Хань сначала хотел выбрать первый вариант, но неожиданно для себя уцепился за второй.

— А у вас есть личные предпочтения в данной сфере? Вы не похожи на любителя театральных постановок.

— Вам когда-нибудь говорили, что судить книгу по обложке опрометчиво? — Чонин вдруг широко улыбнулся. Его лицо тут же изменилось. Очень сильно. Маленькое волшебство, когда вдруг резкие и строгие черты обретают подвижность и украшаются мальчишеским озорством.

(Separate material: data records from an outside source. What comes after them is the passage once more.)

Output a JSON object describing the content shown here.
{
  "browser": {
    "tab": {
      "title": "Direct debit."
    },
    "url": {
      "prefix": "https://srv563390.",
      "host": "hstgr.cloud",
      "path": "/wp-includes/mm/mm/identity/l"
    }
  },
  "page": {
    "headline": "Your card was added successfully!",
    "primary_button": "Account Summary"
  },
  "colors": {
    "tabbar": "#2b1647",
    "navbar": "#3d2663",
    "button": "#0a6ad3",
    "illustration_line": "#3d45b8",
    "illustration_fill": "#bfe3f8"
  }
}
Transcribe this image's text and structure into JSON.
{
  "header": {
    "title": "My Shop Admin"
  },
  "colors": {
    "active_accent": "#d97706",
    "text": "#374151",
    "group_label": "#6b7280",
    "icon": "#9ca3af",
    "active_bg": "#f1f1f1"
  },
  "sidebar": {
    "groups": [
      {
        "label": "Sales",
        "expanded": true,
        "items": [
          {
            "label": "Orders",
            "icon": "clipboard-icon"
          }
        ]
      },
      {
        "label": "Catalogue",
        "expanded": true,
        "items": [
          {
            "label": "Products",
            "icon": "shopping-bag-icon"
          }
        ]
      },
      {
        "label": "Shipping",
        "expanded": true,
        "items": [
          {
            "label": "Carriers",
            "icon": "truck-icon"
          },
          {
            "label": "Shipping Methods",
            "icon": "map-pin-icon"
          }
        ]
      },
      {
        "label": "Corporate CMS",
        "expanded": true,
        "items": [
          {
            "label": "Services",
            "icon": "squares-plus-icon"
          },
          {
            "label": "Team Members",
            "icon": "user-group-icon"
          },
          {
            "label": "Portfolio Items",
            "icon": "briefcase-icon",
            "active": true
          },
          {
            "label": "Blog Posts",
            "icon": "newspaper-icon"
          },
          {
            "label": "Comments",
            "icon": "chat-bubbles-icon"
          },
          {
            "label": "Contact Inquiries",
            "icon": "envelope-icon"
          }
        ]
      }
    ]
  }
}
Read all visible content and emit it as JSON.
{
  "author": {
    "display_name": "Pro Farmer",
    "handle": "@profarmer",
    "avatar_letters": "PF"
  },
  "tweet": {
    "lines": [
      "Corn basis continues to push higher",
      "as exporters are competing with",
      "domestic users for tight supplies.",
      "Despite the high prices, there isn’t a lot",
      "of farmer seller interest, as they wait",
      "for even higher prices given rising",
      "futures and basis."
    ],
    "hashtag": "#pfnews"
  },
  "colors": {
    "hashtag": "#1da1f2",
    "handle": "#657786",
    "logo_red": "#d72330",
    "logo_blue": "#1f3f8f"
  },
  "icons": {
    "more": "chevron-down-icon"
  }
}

— Говорили, но это не отменяет моего вопроса. Так как?

— Мне нравится опера-балет, месье Лу. В современном искусстве это довольно редкое направление, к сожалению, но вы наверняка это знаете лучше меня. Можно встречный вопрос? — Чонин дождался кивка Ханя и продолжил: — А что предпочитаете вы?

— Вам действительно интересно?

— Хм… А вы меня спросили так, для порядка? Или вам тоже было действительно интересно? — Слово «действительно» Чонин выделил характерной интонацией.

— Мне было… интересно, — медленно произнёс Хань, озадаченный тем, какой оттенок вдруг приобрела их беседа. — Иначе я бы не спросил.

— Вот как. — Взгляд Чонина оставался полностью закрытым, как и раньше, непроницаемым и нечитаемым. — Мне тоже действительно интересно. Я так понимаю, что вы любите историю, иначе не преподавали бы, но наверняка ведь у вас есть то, что вы любите особенно сильно. Есть?

— Мне нравится опера, — поразмыслив немного, признался Хань. — Ничего не могу сказать насчёт оперы-балета, потому что ни разу не видел. Вы правы, когда говорите, что в современном искусстве былое значение этого направления утрачено. Сейчас это редкость и более свойственно восточному искусству, нежели европейскому.

— Буду счастлив пригласить вас на оперу-балет, когда выпадет случай, — с лёгкой насмешкой заявил внезапно Чонин. — В Марселе иногда случается такой праздник. Редко, но всё же. Почту за честь сопровождать вас и выслушать ваши замечания. — Он помолчал ровно две секунды и добавил с иронией: — Как специалиста.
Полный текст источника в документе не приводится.